Teams are extending contracts for their own looming free agents before the players hit the market, leaving a questionable crop for other teams to pursue. Take the Raiders (page 38). They've hit on a couple of players who have helped dramatically. Running back Tyrone Wheatley failed trials with the Giants and the Dolphins before finding a home. And how would we have known that kamikaze outside linebacker K.D. Williams would emerge as one of the Raiders' best defensive players? The Rams may have guessed right on former Arena League quarterback Kurt Warner, who was pressed into service after Trent Green went down in the preseason with a knee injury. The Cowboys hit on behavioral nightmare Alonzo Spellman as a replacement for Lett. Who knows if Spellman will remain a valued player or blow up tomorrow? But that's the point. The first two weeks have been remarkably unpredictable.
Which brings us to the Broncos, the month's biggest mystery. "This is basically the same team as our championship team—minus one guy," befuddled owner Pat Bowlen said on Sunday, after the toothless Chiefs beat Denver 26-10. Though Griese was pulled for Bubby Brister in the second half, he has played passably as Elway's replacement.

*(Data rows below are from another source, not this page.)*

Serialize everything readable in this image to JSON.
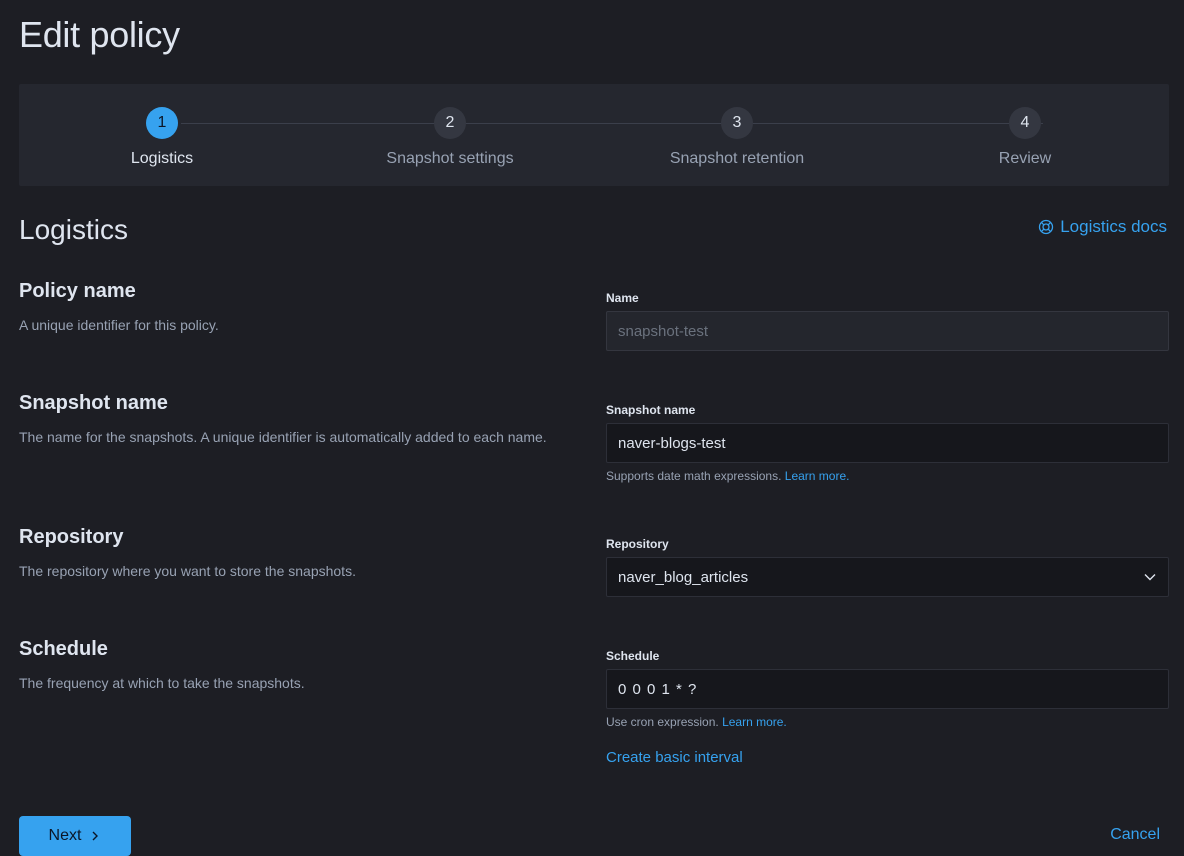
{
  "page": {
    "title": "Edit policy"
  },
  "steps": [
    {
      "number": "1",
      "label": "Logistics",
      "current": true
    },
    {
      "number": "2",
      "label": "Snapshot settings",
      "current": false
    },
    {
      "number": "3",
      "label": "Snapshot retention",
      "current": false
    },
    {
      "number": "4",
      "label": "Review",
      "current": false
    }
  ],
  "section": {
    "title": "Logistics",
    "docs_link": "Logistics docs",
    "docs_icon": "lifebuoy-icon"
  },
  "policy_name": {
    "title": "Policy name",
    "description": "A unique identifier for this policy.",
    "label": "Name",
    "value": "snapshot-test"
  },
  "snapshot_name": {
    "title": "Snapshot name",
    "description": "The name for the snapshots. A unique identifier is automatically added to each name.",
    "label": "Snapshot name",
    "value": "naver-blogs-test",
    "help_text": "Supports date math expressions.",
    "help_link": "Learn more."
  },
  "repository": {
    "title": "Repository",
    "description": "The repository where you want to store the snapshots.",
    "label": "Repository",
    "value": "naver_blog_articles",
    "icon": "chevron-down-icon"
  },
  "schedule": {
    "title": "Schedule",
    "description": "The frequency at which to take the snapshots.",
    "label": "Schedule",
    "value": "0 0 0 1 * ?",
    "help_text": "Use cron expression.",
    "help_link": "Learn more.",
    "basic_interval": "Create basic interval"
  },
  "footer": {
    "next_label": "Next",
    "cancel_label": "Cancel"
  },
  "colors": {
    "background": "#1d1e24",
    "panel": "#25272f",
    "accent": "#36a2ef",
    "text": "#dfe5ef",
    "subdued": "#98a2b3"
  }
}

Everything else is off-kilter. Terrell Davis has run for a pedestrian 140 yards, largely because the line isn't meshing as it did last year when Davis ran for 2,008 yards. "Nobody's been able to stop our run in the past, and now they've stopped us the past two weeks," says left tackle Tony Jones. "I've got worries, concerns, questions."
And perhaps a problem on the other side of the line. Right tackle Matt Lepsis, who replaced free-agent defector Harry Swayne, was flagged for four false starts on Sunday. Making matters worse, Denver's defense was run over by the Dolphins and the Chiefs. "We've got to get used to people getting sky-high for us, because we're two-time Super Bowl champions," says Shanahan, who is at the end of his motivational rope. Now the Broncos' opponents will smell desperation: Only two teams—the '93 Cowboys and the '96 Patriots—have reached the Super Bowl after starting 0-2.
So who's the Super favorite now? Blink and it might change, but our call is the Dolphins, who finally have a semblance of the running game that a championship team needs. Miami has a strange story of its own. After defensive end Dimitrius Underwood, Minnesota's first-round pick, went AWOL from Vikings camp and was subsequentiy released, the Dolphins picked him up. Underwood practiced for a week and then separated a shoulder in his first preseason appearance. Miami coaches think he'll be healthy and in the defensive-line rotation in two weeks. "He's been unbelievable," Dolphins assistant head coach Dave Wannstedt said last week. "He's in early every day for treatment. And when he practiced, I saw as natural a defensive lineman with his hand movement as any I've ever seen. What happened in Minnesota is a mystery to us."
Dimitrius Underwood, poster child for the first two weeks of the season? It is shaping up as a strange year.